Let $g(n)=\dfrac{f(n)}{n+1}.$ Then $$g(n+1)-g(n)=\dfrac{1}{(n+1)(n+2)}=\dfrac{1}{n+1}-\dfrac{1}{n+2}.$$ Now telescope !

Answer 2

Plugging in $n=1$ into the equation yields $f(2) = 2$. This, along with $f(1)=1$, leads to the irresistible conjecture that $\forall n f(n) = n$. Indeed, we see this is a solution since the LHS becomes $(n+1)^2$ and the RHS becomes $(n+2)n+1 = (n+1)^2$.

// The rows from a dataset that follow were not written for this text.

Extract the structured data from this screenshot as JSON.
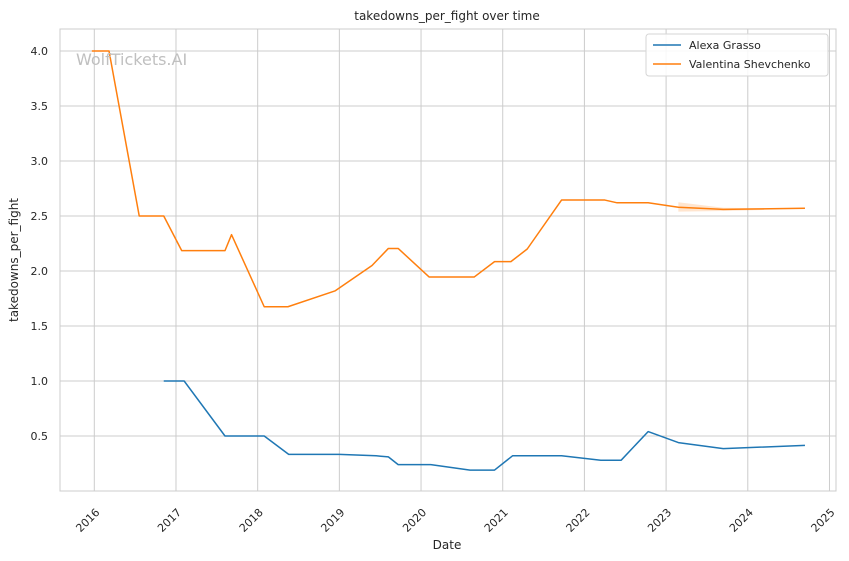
{
  "chart_data": {
    "type": "line",
    "title": "takedowns_per_fight over time",
    "xlabel": "Date",
    "ylabel": "takedowns_per_fight",
    "watermark": "WolfTickets.AI",
    "xlim": [
      2015.58,
      2025.08
    ],
    "ylim": [
      0.0,
      4.2
    ],
    "x_ticks": [
      2016,
      2017,
      2018,
      2019,
      2020,
      2021,
      2022,
      2023,
      2024,
      2025
    ],
    "x_tick_labels": [
      "2016",
      "2017",
      "2018",
      "2019",
      "2020",
      "2021",
      "2022",
      "2023",
      "2024",
      "2025"
    ],
    "y_ticks": [
      0.5,
      1.0,
      1.5,
      2.0,
      2.5,
      3.0,
      3.5,
      4.0
    ],
    "y_tick_labels": [
      "0.5",
      "1.0",
      "1.5",
      "2.0",
      "2.5",
      "3.0",
      "3.5",
      "4.0"
    ],
    "grid": true,
    "legend_position": "top-right",
    "series": [
      {
        "name": "Alexa Grasso",
        "color": "#1f77b4",
        "x": [
          2016.85,
          2017.1,
          2017.6,
          2018.08,
          2018.38,
          2019.0,
          2019.45,
          2019.6,
          2019.72,
          2020.12,
          2020.6,
          2020.9,
          2021.12,
          2021.72,
          2022.2,
          2022.45,
          2022.78,
          2023.15,
          2023.7,
          2024.7
        ],
        "values": [
          1.0,
          1.0,
          0.5,
          0.5,
          0.333,
          0.333,
          0.32,
          0.31,
          0.24,
          0.24,
          0.19,
          0.19,
          0.32,
          0.32,
          0.28,
          0.28,
          0.54,
          0.44,
          0.385,
          0.415
        ]
      },
      {
        "name": "Valentina Shevchenko",
        "color": "#ff7f0e",
        "x": [
          2015.97,
          2016.18,
          2016.55,
          2016.85,
          2017.07,
          2017.6,
          2017.68,
          2018.08,
          2018.37,
          2018.95,
          2019.4,
          2019.6,
          2019.72,
          2020.1,
          2020.65,
          2020.9,
          2021.1,
          2021.3,
          2021.72,
          2022.25,
          2022.4,
          2022.78,
          2023.15,
          2023.7,
          2024.7
        ],
        "values": [
          4.0,
          4.0,
          2.5,
          2.5,
          2.185,
          2.185,
          2.33,
          1.675,
          1.675,
          1.82,
          2.05,
          2.205,
          2.205,
          1.945,
          1.945,
          2.085,
          2.085,
          2.2,
          2.645,
          2.645,
          2.62,
          2.62,
          2.58,
          2.56,
          2.57
        ]
      }
    ],
    "confidence_band": {
      "series": "Valentina Shevchenko",
      "x": [
        2023.15,
        2023.7,
        2024.2
      ],
      "lower": [
        2.54,
        2.545,
        2.555
      ],
      "upper": [
        2.625,
        2.575,
        2.57
      ]
    }
  }
}
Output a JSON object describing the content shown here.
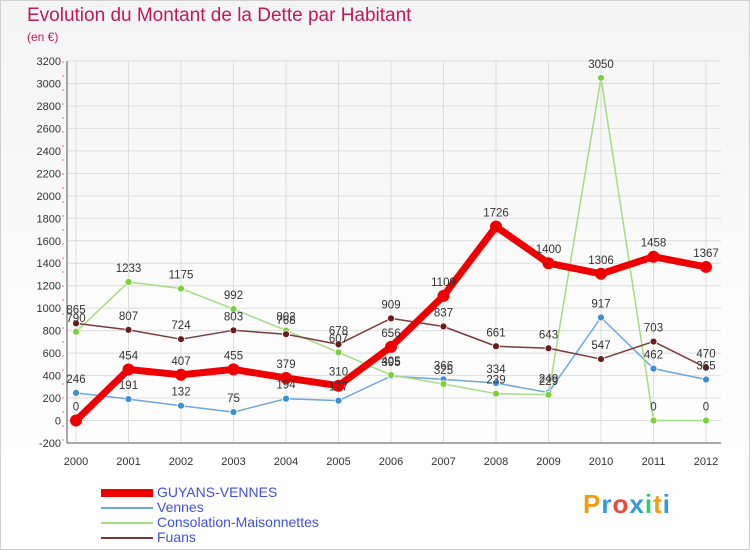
{
  "title": "Evolution du Montant de la Dette par Habitant",
  "subtitle": "(en €)",
  "brand": {
    "text": "Proxiti"
  },
  "colors": {
    "grid": "#dddddd",
    "axis": "#555555",
    "tick_label": "#333333",
    "title": "#c2185b"
  },
  "chart_data": {
    "type": "line",
    "title": "Evolution du Montant de la Dette par Habitant",
    "subtitle": "(en €)",
    "xlabel": "",
    "ylabel": "",
    "x": [
      "2000",
      "2001",
      "2002",
      "2003",
      "2004",
      "2005",
      "2006",
      "2007",
      "2008",
      "2009",
      "2010",
      "2011",
      "2012"
    ],
    "ylim": [
      -200,
      3200
    ],
    "yticks": [
      -200,
      0,
      200,
      400,
      600,
      800,
      1000,
      1200,
      1400,
      1600,
      1800,
      2000,
      2200,
      2400,
      2600,
      2800,
      3000,
      3200
    ],
    "grid": true,
    "legend_position": "bottom-left",
    "series": [
      {
        "name": "GUYANS-VENNES",
        "color": "#ee0000",
        "marker": "#ee0000",
        "width": 7,
        "radius": 6,
        "values": [
          0,
          454,
          407,
          455,
          379,
          310,
          656,
          1109,
          1726,
          1400,
          1306,
          1458,
          1367
        ],
        "labels": [
          "0",
          "454",
          "407",
          "455",
          "379",
          "310",
          "656",
          "1109",
          "1726",
          "1400",
          "1306",
          "1458",
          "1367"
        ]
      },
      {
        "name": "Vennes",
        "color": "#6fa8d8",
        "marker": "#3b8fd4",
        "width": 1.5,
        "radius": 3.5,
        "values": [
          246,
          191,
          132,
          75,
          194,
          177,
          395,
          366,
          334,
          249,
          917,
          462,
          365
        ],
        "labels": [
          "246",
          "191",
          "132",
          "75",
          "194",
          "177",
          "395",
          "366",
          "334",
          "249",
          "917",
          "462",
          "365"
        ]
      },
      {
        "name": "Consolation-Maisonnettes",
        "color": "#a6dc82",
        "marker": "#7ccf3f",
        "width": 1.5,
        "radius": 3.5,
        "values": [
          790,
          1233,
          1175,
          992,
          802,
          607,
          405,
          325,
          239,
          229,
          3050,
          0,
          0
        ],
        "labels": [
          "790",
          "1233",
          "1175",
          "992",
          "802",
          "607",
          "405",
          "325",
          "239",
          "229",
          "3050",
          "0",
          "0"
        ]
      },
      {
        "name": "Fuans",
        "color": "#7a3b3b",
        "marker": "#6b1d1d",
        "width": 1.5,
        "radius": 3.5,
        "values": [
          865,
          807,
          724,
          803,
          768,
          678,
          909,
          837,
          661,
          643,
          547,
          703,
          470
        ],
        "labels": [
          "865",
          "807",
          "724",
          "803",
          "768",
          "678",
          "909",
          "837",
          "661",
          "643",
          "547",
          "703",
          "470"
        ]
      }
    ]
  }
}
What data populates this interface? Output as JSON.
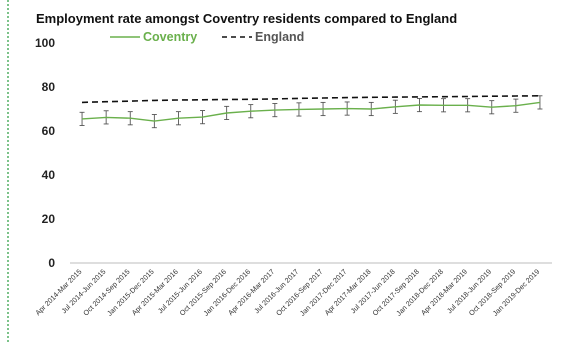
{
  "chart_data": {
    "type": "line",
    "title": "Employment rate amongst Coventry residents compared to England",
    "xlabel": "",
    "ylabel": "",
    "ylim": [
      0,
      100
    ],
    "yticks": [
      0,
      20,
      40,
      60,
      80,
      100
    ],
    "grid": false,
    "legend_position": "top",
    "categories": [
      "Apr 2014-Mar 2015",
      "Jul 2014-Jun 2015",
      "Oct 2014-Sep 2015",
      "Jan 2015-Dec 2015",
      "Apr 2015-Mar 2016",
      "Jul 2015-Jun 2016",
      "Oct 2015-Sep 2016",
      "Jan 2016-Dec 2016",
      "Apr 2016-Mar 2017",
      "Jul 2016-Jun 2017",
      "Oct 2016-Sep 2017",
      "Jan 2017-Dec 2017",
      "Apr 2017-Mar 2018",
      "Jul 2017-Jun 2018",
      "Oct 2017-Sep 2018",
      "Jan 2018-Dec 2018",
      "Apr 2018-Mar 2019",
      "Jul 2018-Jun 2019",
      "Oct 2018-Sep 2019",
      "Jan 2019-Dec 2019"
    ],
    "series": [
      {
        "name": "Coventry",
        "style": "solid",
        "color": "#6ab04c",
        "values": [
          65.5,
          66.2,
          65.8,
          64.5,
          65.8,
          66.3,
          68.2,
          69.0,
          69.5,
          69.8,
          70.0,
          70.2,
          70.0,
          71.0,
          71.8,
          71.7,
          71.7,
          70.8,
          71.5,
          73.0
        ],
        "error": [
          3,
          3,
          3,
          3,
          3,
          3,
          3,
          3,
          3,
          3,
          3,
          3,
          3,
          3,
          3,
          3,
          3,
          3,
          3,
          3
        ]
      },
      {
        "name": "England",
        "style": "dashed",
        "color": "#111111",
        "values": [
          73.0,
          73.3,
          73.6,
          73.9,
          74.1,
          74.2,
          74.3,
          74.4,
          74.6,
          74.8,
          75.0,
          75.2,
          75.3,
          75.4,
          75.5,
          75.6,
          75.7,
          75.8,
          75.9,
          76.0
        ]
      }
    ]
  }
}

Now to prove uniqueness: Suppose there is another solution $g(n)$. There must be at least one number $n$ such that $g(n) \not = n$. Now apply the Extreme Principle: take the smallest $n$ (call it $n_0$) such that $g(n_0) \not = n_0$.

Plug in $n_0-1$ into the functional equation:

$$n_0g(n_0) = (n_0+1)(n_0-1) = n_0^2$$

$$g(n_0) = n_0$$

But this is a contradiction, since we assumed $g(n_0) \not = n$.